Robert Zacharias: Recommended Reading List

While Mennonite literature is widely recognized across Canada, Mennonite literary criticism—that is, scholarship directly exploring Mennonite writing, however broadly defined—is also well established.

After Identity: Mennonite Writing in North America engages a longstanding critical conversation that includes Di Brandt’s Dancing Naked: Narrative Strategies for Writing Across Centuries, and So this is the world and here i am in it; Jeff Gundy’s Walker in the Fog and Songs from an Empty Cage; Julia Spicher Kasdorf’s The Body and the Book; Douglas Reimer’s Surplus at the Border; Jean Janzen’s Elements of Faithful Writing; Patrick Friesen’s Interim: Essays and Mediations; and my own Rewriting the Break Event.

Three of the earliest and most influential books on Mennonite literature in North America, however, are the following:

John L. Ruth, Mennonite Identity and Literary Art. Kitchener: Herald, 1978.

John Ruth’s 1978 booklet, Mennonite Identity and Literary Art, is the first extended consideration of Mennonite literature, and is routinely cited as the start of Mennonite literary criticism. Noting the rise of minority literatures in North America and the importance of culture to the maintenance of “group-identity,” Ruth called on Mennonites to begin writing fiction that would express and embody their own unique history. For Ruth, Mennonite literature could—if it was to be written in sufficient quality and quantity—not only help Mennonites better understand themselves, it could serve as a witness to the vitality of the Mennonite faith.

Ruth’s book has often served as a foil for the less theologically engaged critical discussion that followed, but it also established many of the concerns that have come to dominate the field, including, most prominently, its central focus on the relationship between ‘literary art’ and ‘Mennonite identity.’

Al Reimer, Mennonite Literary Voices Past and Present. North Newton: Mennonite Press, 1993.

Where Ruth wrote in anticipation of a distinctly Mennonite literature, Al Reimer’s 1993 monograph, Mennonite Literary Voices Past and Present, was the first monograph to explore the rise of poetry and fiction by writers of Mennonite descent during the 1980s. Reimer’s study established a larger genealogy for Mennonite creative writing in North America, included a valuable survey of the 1980s Mennonite literary scene in Canada, and offered a thematic critique that emphasized the literature’s engagement with the Mennonite community.

Reimer demonstrated that contemporary Mennonite authors were less interested in hagiographic accounts of Mennonite history and theology than were their few German-language predecessors, choosing instead to explore the community’s shortcomings. Reimer insisted, however, that this burgeoning collection of writings were valuable not only as literature but also as necessary—even “prophetic”—critiques of Mennonite identity in North America.

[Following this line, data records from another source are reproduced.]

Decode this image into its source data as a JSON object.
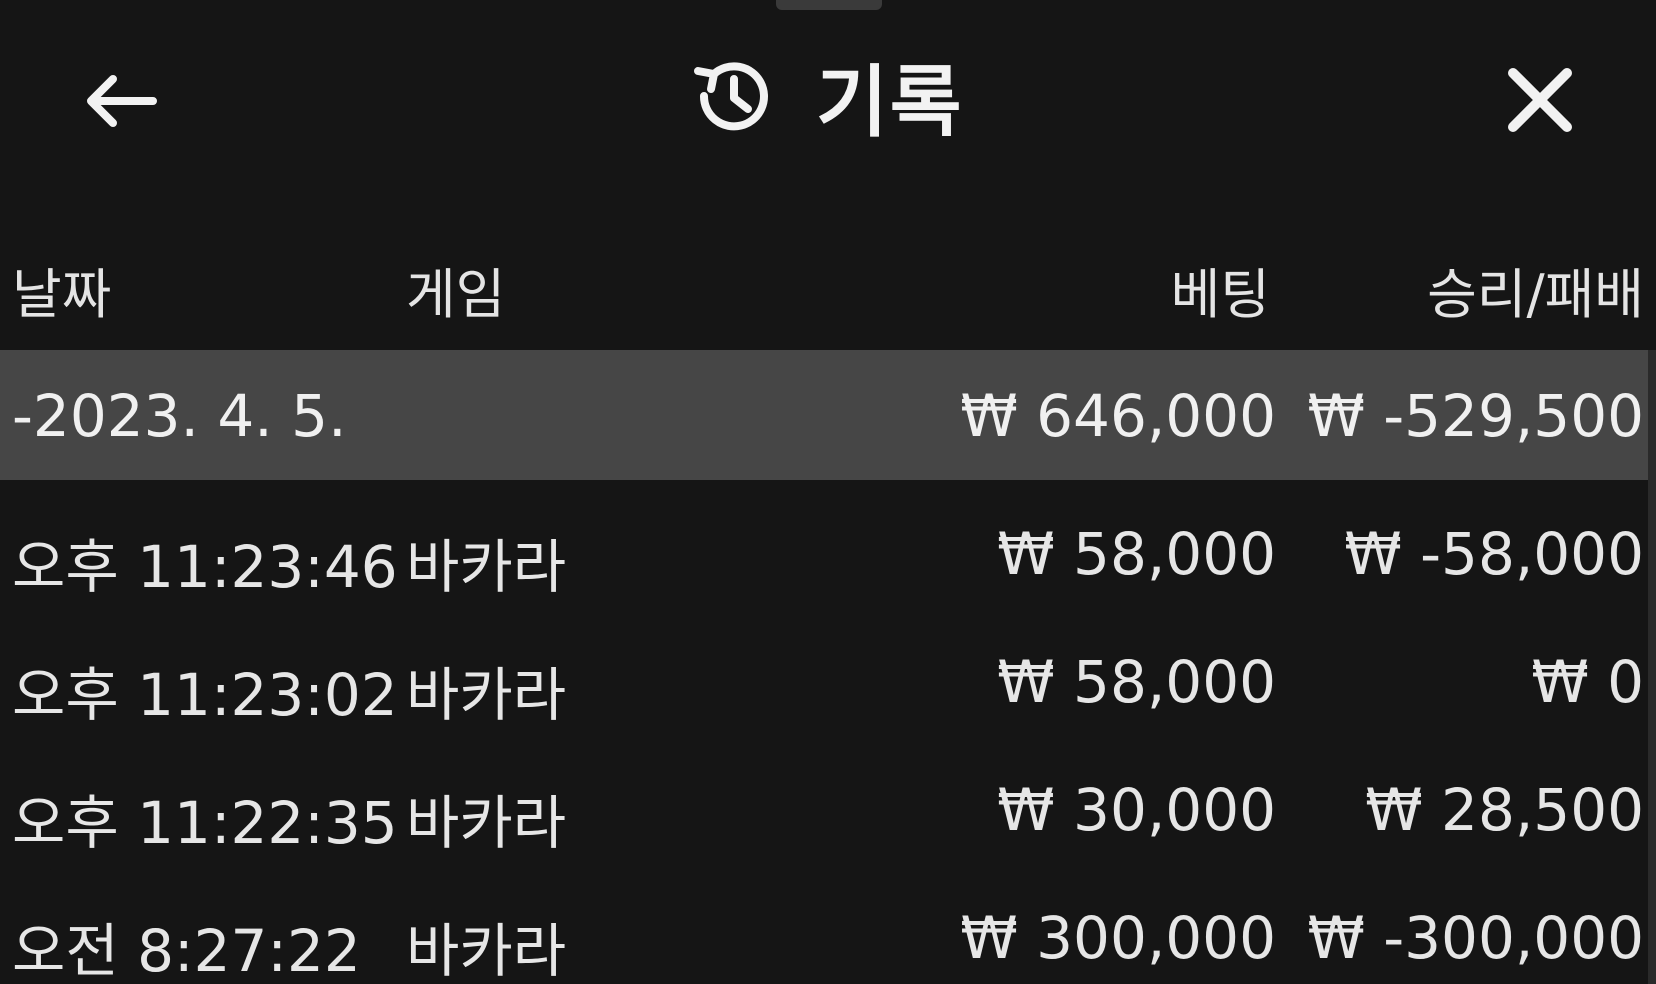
{
  "header": {
    "title": "기록",
    "back_icon": "arrow-left-icon",
    "history_icon": "history-icon",
    "close_icon": "close-icon"
  },
  "columns": {
    "date": "날짜",
    "game": "게임",
    "bet": "베팅",
    "win_loss": "승리/패배"
  },
  "date_group": {
    "date": "-2023. 4. 5.",
    "bet_total": "₩ 646,000",
    "win_loss_total": "₩ -529,500"
  },
  "rows": [
    {
      "time": "오후 11:23:46",
      "game": "바카라",
      "bet": "₩ 58,000",
      "win_loss": "₩ -58,000"
    },
    {
      "time": "오후 11:23:02",
      "game": "바카라",
      "bet": "₩ 58,000",
      "win_loss": "₩ 0"
    },
    {
      "time": "오후 11:22:35",
      "game": "바카라",
      "bet": "₩ 30,000",
      "win_loss": "₩ 28,500"
    },
    {
      "time": "오전 8:27:22",
      "game": "바카라",
      "bet": "₩ 300,000",
      "win_loss": "₩ -300,000"
    }
  ],
  "colors": {
    "background": "#151515",
    "date_row_bg": "#464646",
    "text": "#e6e6e6"
  }
}
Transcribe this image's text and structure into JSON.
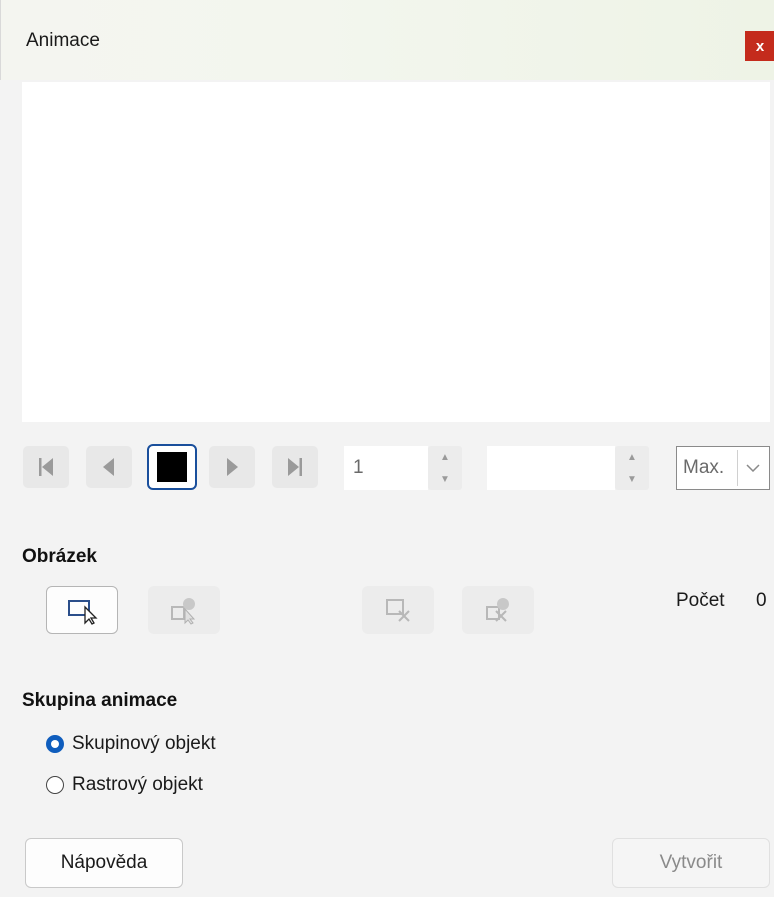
{
  "window": {
    "title": "Animace",
    "close_label": "x"
  },
  "playback": {
    "first_icon": "skip-to-first-icon",
    "prev_icon": "play-backward-icon",
    "stop_icon": "stop-icon",
    "next_icon": "play-forward-icon",
    "last_icon": "skip-to-last-icon",
    "frame_value": "1",
    "duration_value": "",
    "loop_value": "Max."
  },
  "image_section": {
    "heading": "Obrázek",
    "count_label": "Počet",
    "count_value": "0",
    "tools": [
      {
        "icon": "apply-object-icon",
        "enabled": true
      },
      {
        "icon": "apply-objects-individually-icon",
        "enabled": false
      },
      {
        "icon": "delete-current-image-icon",
        "enabled": false
      },
      {
        "icon": "delete-all-images-icon",
        "enabled": false
      }
    ]
  },
  "animation_group": {
    "heading": "Skupina animace",
    "options": [
      {
        "label": "Skupinový objekt",
        "checked": true
      },
      {
        "label": "Rastrový objekt",
        "checked": false
      }
    ]
  },
  "buttons": {
    "help": "Nápověda",
    "create": "Vytvořit"
  },
  "colors": {
    "close_bg": "#c42b1c",
    "radio_accent": "#0f5dbd",
    "focus_border": "#1a4f9c"
  }
}
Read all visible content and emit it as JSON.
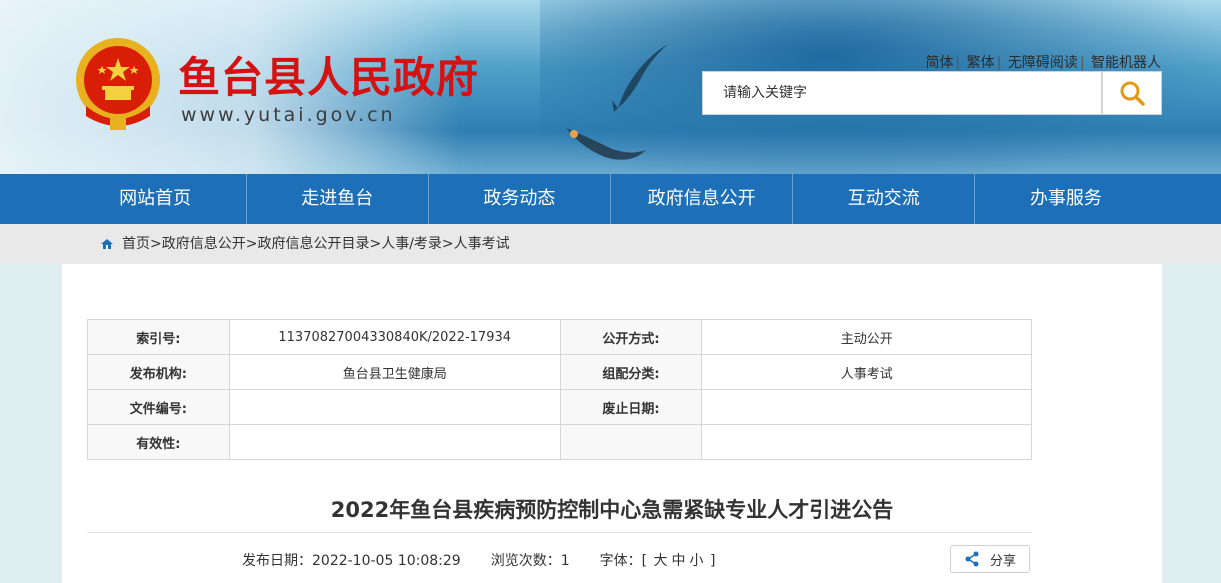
{
  "header": {
    "site_name": "鱼台县人民政府",
    "site_url": "www.yutai.gov.cn",
    "top_links": [
      "简体",
      "繁体",
      "无障碍阅读",
      "智能机器人"
    ],
    "search_placeholder": "请输入关键字"
  },
  "nav": {
    "items": [
      "网站首页",
      "走进鱼台",
      "政务动态",
      "政府信息公开",
      "互动交流",
      "办事服务"
    ]
  },
  "breadcrumb": {
    "items": [
      "首页",
      "政府信息公开",
      "政府信息公开目录",
      "人事/考录",
      "人事考试"
    ],
    "separator": ">"
  },
  "meta": {
    "index_label": "索引号:",
    "index_value": "11370827004330840K/2022-17934",
    "public_mode_label": "公开方式:",
    "public_mode_value": "主动公开",
    "publisher_label": "发布机构:",
    "publisher_value": "鱼台县卫生健康局",
    "category_label": "组配分类:",
    "category_value": "人事考试",
    "doc_number_label": "文件编号:",
    "doc_number_value": "",
    "expiry_label": "废止日期:",
    "expiry_value": "",
    "validity_label": "有效性:",
    "validity_value": ""
  },
  "article": {
    "title": "2022年鱼台县疾病预防控制中心急需紧缺专业人才引进公告",
    "publish_date_text": "发布日期：2022-10-05 10:08:29",
    "views_text": "浏览次数：1",
    "font_label": "字体：",
    "font_open": "[",
    "font_large": "大",
    "font_medium": "中",
    "font_small": "小",
    "font_close": "]",
    "share_label": "分享"
  },
  "colors": {
    "brand_red": "#d51212",
    "nav_blue": "#1d6fb8"
  }
}
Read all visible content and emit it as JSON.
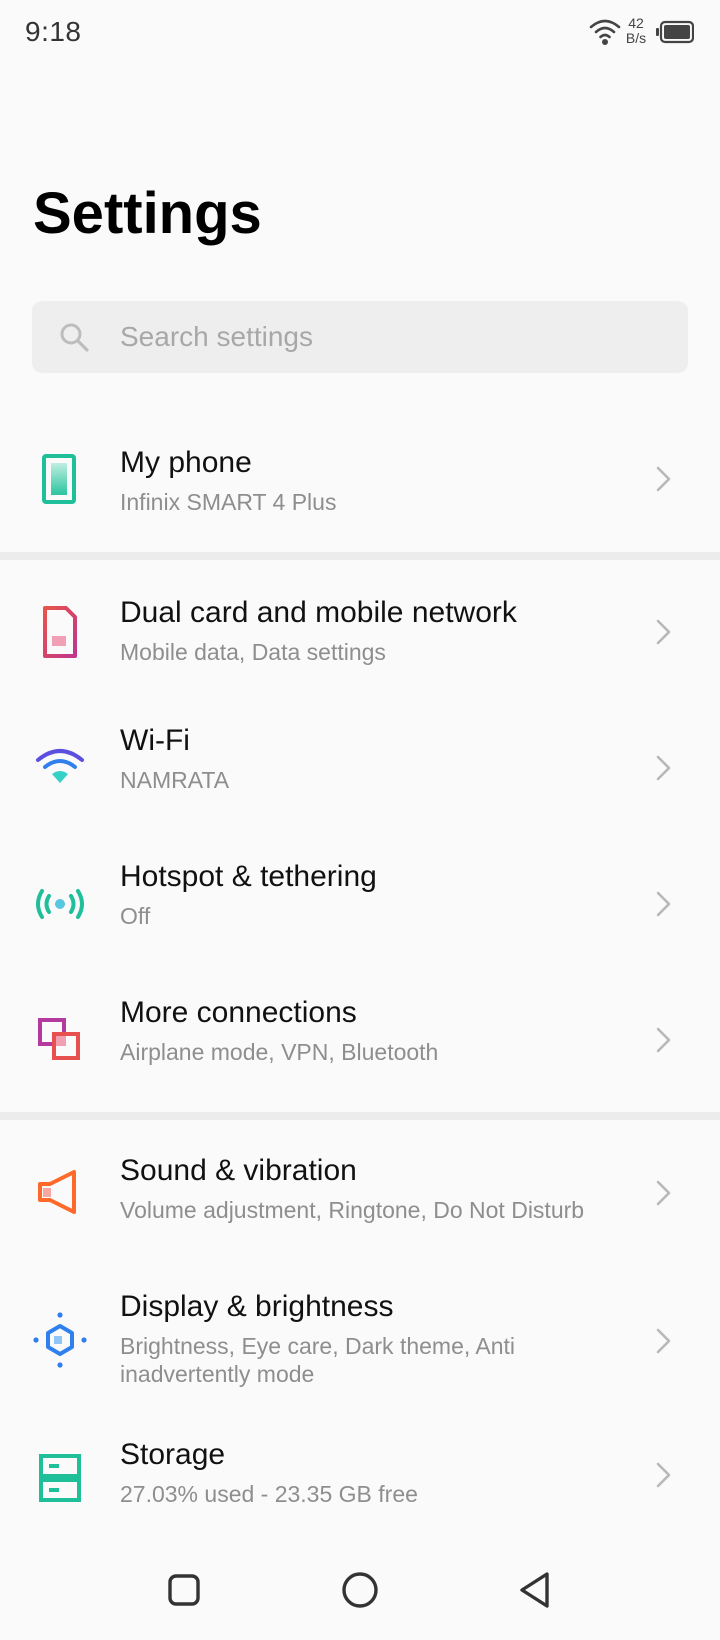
{
  "status_bar": {
    "time": "9:18",
    "net_speed_value": "42",
    "net_speed_unit": "B/s",
    "icons": [
      "wifi-icon",
      "battery-icon"
    ]
  },
  "page": {
    "title": "Settings"
  },
  "search": {
    "placeholder": "Search settings",
    "icon": "search-icon"
  },
  "items": [
    {
      "title": "My phone",
      "subtitle": "Infinix SMART 4 Plus",
      "icon": "phone-icon"
    },
    {
      "title": "Dual card and mobile network",
      "subtitle": "Mobile data, Data settings",
      "icon": "sim-card-icon"
    },
    {
      "title": "Wi-Fi",
      "subtitle": "NAMRATA",
      "icon": "wifi-icon"
    },
    {
      "title": "Hotspot & tethering",
      "subtitle": "Off",
      "icon": "hotspot-icon"
    },
    {
      "title": "More connections",
      "subtitle": "Airplane mode, VPN, Bluetooth",
      "icon": "connections-icon"
    },
    {
      "title": "Sound & vibration",
      "subtitle": "Volume adjustment, Ringtone, Do Not Disturb",
      "icon": "speaker-icon"
    },
    {
      "title": "Display & brightness",
      "subtitle": "Brightness, Eye care, Dark theme, Anti inadvertently mode",
      "icon": "brightness-icon"
    },
    {
      "title": "Storage",
      "subtitle": "27.03% used - 23.35 GB free",
      "icon": "storage-icon"
    }
  ],
  "nav_bar": {
    "buttons": [
      "recents-button",
      "home-button",
      "back-button"
    ]
  },
  "colors": {
    "background": "#fafafa",
    "divider": "#ececec",
    "subtitle": "#8e8e8e",
    "search_bg": "#eeeeee",
    "accent_teal": "#1fbf9a",
    "accent_pink": "#d63384",
    "accent_orange": "#ff6a2b",
    "accent_blue": "#2f80ed"
  }
}
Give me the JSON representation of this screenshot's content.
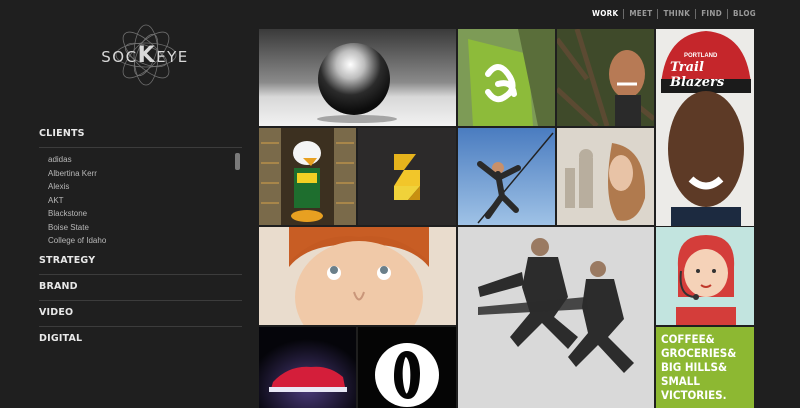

Hildi Froese Tiessen and Peter Hinchcliffe, eds., Acts of Concealment: Mennonite/s Writing in Canada. Waterloo: University of Waterloo Press, 1992.

In 1990, the first major academic conference on Mennonite literature was held at the University of Waterloo, bringing together Mennonite authors and critics with leading scholars in the larger field of Canadian literature. Acts of Concealment: Mennonite/s Writing in Canada, the collection of essays that emerged from the conference, offers a fascinating insight into the contested formation of a field of study. Ably edited by Hildi Froese Tiessen and Peter Hinchcliffe, the collection also introduced the now-standard title of “Mennonite/s Writing” for the field: this playful, postmodern descriptor, which not only names the field but also complicates its association with Mennonite identity, has been adopted as the title for the ongoing series of academic conferences examining Mennonite literature, seven of which have been held across North America to date.

This wide-ranging collection marks the establishment of Mennonite literary criticism as a larger field of study of interest beyond the borders of the community itself.